The Transplants: Grand-hearts

Disclaimer: This is an excerpt from a collection of stories I’m putting together of the beautiful hearts I knew and loved during my Kentucky years. I’m pulling this story to share with you in memory of G-ma’s 4th year in Heaven. Names are changed to protect friends mentioned in the story.

“Grandmothers create memories that the heart holds forever.” -Anonymous

Carin received the phone call first. You know the ones, you can almost feel the dread in the ringing, and most definitely in the tone of voice of the caller on the other end. “It’s time,” they’ll say, “Not much longer now.” Simple words in any other context, except for this one. These moments create such a depth of sadness in our being that our first reaction is to hit the floor as we nearly drop the phone from our grasp. Even when we know goodbyes are coming, the moment they do show up is always still a surprise. Too sudden. Too soon.
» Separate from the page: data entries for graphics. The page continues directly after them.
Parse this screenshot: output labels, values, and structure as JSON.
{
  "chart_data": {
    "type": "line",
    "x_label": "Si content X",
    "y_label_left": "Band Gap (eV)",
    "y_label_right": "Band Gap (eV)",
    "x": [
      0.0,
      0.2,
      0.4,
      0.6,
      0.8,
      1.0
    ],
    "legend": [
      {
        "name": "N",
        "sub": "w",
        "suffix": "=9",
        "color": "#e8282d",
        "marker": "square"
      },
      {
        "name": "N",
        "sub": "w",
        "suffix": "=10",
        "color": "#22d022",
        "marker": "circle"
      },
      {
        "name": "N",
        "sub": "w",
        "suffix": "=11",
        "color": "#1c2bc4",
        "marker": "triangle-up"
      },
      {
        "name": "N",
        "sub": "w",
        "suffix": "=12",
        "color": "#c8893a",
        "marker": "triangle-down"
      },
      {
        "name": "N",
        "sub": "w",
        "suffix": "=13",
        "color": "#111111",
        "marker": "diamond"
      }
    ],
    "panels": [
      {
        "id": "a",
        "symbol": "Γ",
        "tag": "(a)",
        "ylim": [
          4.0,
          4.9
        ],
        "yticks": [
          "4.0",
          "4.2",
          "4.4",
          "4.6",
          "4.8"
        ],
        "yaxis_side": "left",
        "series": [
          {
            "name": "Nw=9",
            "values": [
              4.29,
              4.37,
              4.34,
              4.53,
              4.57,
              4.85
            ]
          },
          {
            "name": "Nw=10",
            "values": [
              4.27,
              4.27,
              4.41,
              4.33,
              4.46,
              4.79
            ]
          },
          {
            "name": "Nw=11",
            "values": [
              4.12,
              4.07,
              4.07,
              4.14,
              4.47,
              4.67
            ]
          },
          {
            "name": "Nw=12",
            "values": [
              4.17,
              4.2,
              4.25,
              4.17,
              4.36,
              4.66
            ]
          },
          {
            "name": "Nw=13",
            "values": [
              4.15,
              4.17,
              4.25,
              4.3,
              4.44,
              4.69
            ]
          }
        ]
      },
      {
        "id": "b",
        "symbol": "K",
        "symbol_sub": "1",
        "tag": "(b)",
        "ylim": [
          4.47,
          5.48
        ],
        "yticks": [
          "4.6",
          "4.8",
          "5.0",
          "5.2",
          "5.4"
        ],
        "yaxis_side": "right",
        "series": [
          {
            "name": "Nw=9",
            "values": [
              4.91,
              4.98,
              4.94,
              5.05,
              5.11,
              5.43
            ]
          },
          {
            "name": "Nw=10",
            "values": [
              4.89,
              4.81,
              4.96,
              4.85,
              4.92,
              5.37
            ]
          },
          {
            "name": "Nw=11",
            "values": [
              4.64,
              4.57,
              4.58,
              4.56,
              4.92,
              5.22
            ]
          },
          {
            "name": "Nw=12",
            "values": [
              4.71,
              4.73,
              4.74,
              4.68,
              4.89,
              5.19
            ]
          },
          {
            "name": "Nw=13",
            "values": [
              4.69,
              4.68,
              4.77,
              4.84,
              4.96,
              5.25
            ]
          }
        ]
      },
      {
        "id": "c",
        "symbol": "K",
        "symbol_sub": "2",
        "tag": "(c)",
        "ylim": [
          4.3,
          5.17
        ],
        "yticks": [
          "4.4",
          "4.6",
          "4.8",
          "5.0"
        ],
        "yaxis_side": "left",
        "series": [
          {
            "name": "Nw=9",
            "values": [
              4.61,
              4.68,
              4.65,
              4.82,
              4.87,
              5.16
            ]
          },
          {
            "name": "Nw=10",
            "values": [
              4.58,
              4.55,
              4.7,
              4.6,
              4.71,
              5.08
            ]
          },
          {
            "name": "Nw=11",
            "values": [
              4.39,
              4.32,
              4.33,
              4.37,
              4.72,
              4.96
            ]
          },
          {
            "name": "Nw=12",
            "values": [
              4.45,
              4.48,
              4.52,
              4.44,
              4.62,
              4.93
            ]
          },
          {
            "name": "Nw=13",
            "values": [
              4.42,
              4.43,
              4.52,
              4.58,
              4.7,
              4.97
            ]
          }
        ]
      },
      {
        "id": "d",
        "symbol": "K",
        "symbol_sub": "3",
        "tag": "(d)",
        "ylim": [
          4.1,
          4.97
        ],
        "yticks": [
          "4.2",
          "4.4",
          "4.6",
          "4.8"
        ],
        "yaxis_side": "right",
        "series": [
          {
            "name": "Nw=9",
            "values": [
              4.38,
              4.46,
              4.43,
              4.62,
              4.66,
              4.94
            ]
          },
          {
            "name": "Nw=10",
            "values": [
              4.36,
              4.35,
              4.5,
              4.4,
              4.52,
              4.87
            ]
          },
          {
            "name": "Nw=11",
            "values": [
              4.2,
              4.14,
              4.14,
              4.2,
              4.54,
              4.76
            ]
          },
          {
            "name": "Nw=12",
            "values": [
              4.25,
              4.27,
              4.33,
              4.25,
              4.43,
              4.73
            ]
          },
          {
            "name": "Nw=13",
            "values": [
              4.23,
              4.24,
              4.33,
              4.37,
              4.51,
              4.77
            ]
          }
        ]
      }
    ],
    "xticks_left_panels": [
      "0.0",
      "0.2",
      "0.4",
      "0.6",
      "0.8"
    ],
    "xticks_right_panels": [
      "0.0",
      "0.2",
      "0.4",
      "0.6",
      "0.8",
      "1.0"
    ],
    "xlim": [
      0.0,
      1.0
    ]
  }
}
It was a snowy day in February, and Carin pulled herself from her bedroom to the dining room where we all gathered for her. There were eight of us living together in an intentional Christian community as we served in our respective programs. Somehow, throughout the months we had created an inseparable bond, once strangers now closer than friends. Though her emotions were still longing to be alone in this sudden sadness, she pulled herself towards the community that she knew would provide her with comfort and distraction. As she shared the news of her grandmother taking a turn for the worst, and as she mourned the fact that she couldn’t immediately rush to her grandmother’s side (snowy roads in rural Kentucky are not safe to venture along), we did what we all did best, each in our own ways. We sat her down at the kitchen table as one community member made her tea, another grabbed her a snack, as a few of us asked her questions or simply sat together in silence. As long as we were together, we knew everything would be okay. We encircled her in prayer and encouragement. Later on, we distracted Carin with games. Carin loved games more than anyone, and living in this community together we all knew how to love each other best.

together

Three months later.

We were returning from our organization’s National Day of Prayer gathering. My heart was happy from reconnecting with volunteers from the other communities (there were six volunteer houses at the time located in five different counties throughout southeastern Kentucky). Ring Ring. Ring Ring. That ring. I had heard it five months prior when my mom’s tear-soaked voice told me the news of my aunt’s sudden passing. Here it was again. Her voice at the other end of the line. My mind rushed as my feet flew from under me, and I somehow still gracefully hit the floor. I heard words, but all I could feel were the tears moistening my cheeks. I bowed my head as to not make more of a scene while attached to the corded phone in our dining room. My head felt faint. The same words. The same words every time, “It’s time,” strewn along amongst other words. There must have been other words besides, “Not much longer now.”

I knew it was coming. How much sorrow could one woman bear? Losing her son, my father, so many years ago, as well as her daughter, five months prior. Her husband seven years back, and brothers and sisters along the way. Along with cancers and sickness and the wear and tear of an 86 year old body, it was her time. But I wasn’t ready. I’m not ready. Almost instantly after I hung up the phone, or perhaps he hung it up for me, our Czech housemate Radek enveloped me in a hug. There was no shame as I cried. My grandma, my G-ma, didn’t have much longer. She is my person in the world. There is none like her. What will I do without my person in the world? She is… She was. A day or was it three later (time seems irrelevant in moments of love and grief) came the final realization. It was time.

In one sad and unfortunate way, our twinness shone through. Carin was there for me, as I had been her. We shared in sorrow, as we grieved our grandmothers. Together we were sisters, in moments of joy to moments of sadness, always in community via heart, soul, and mind. What a blessing it is to have a soul sister.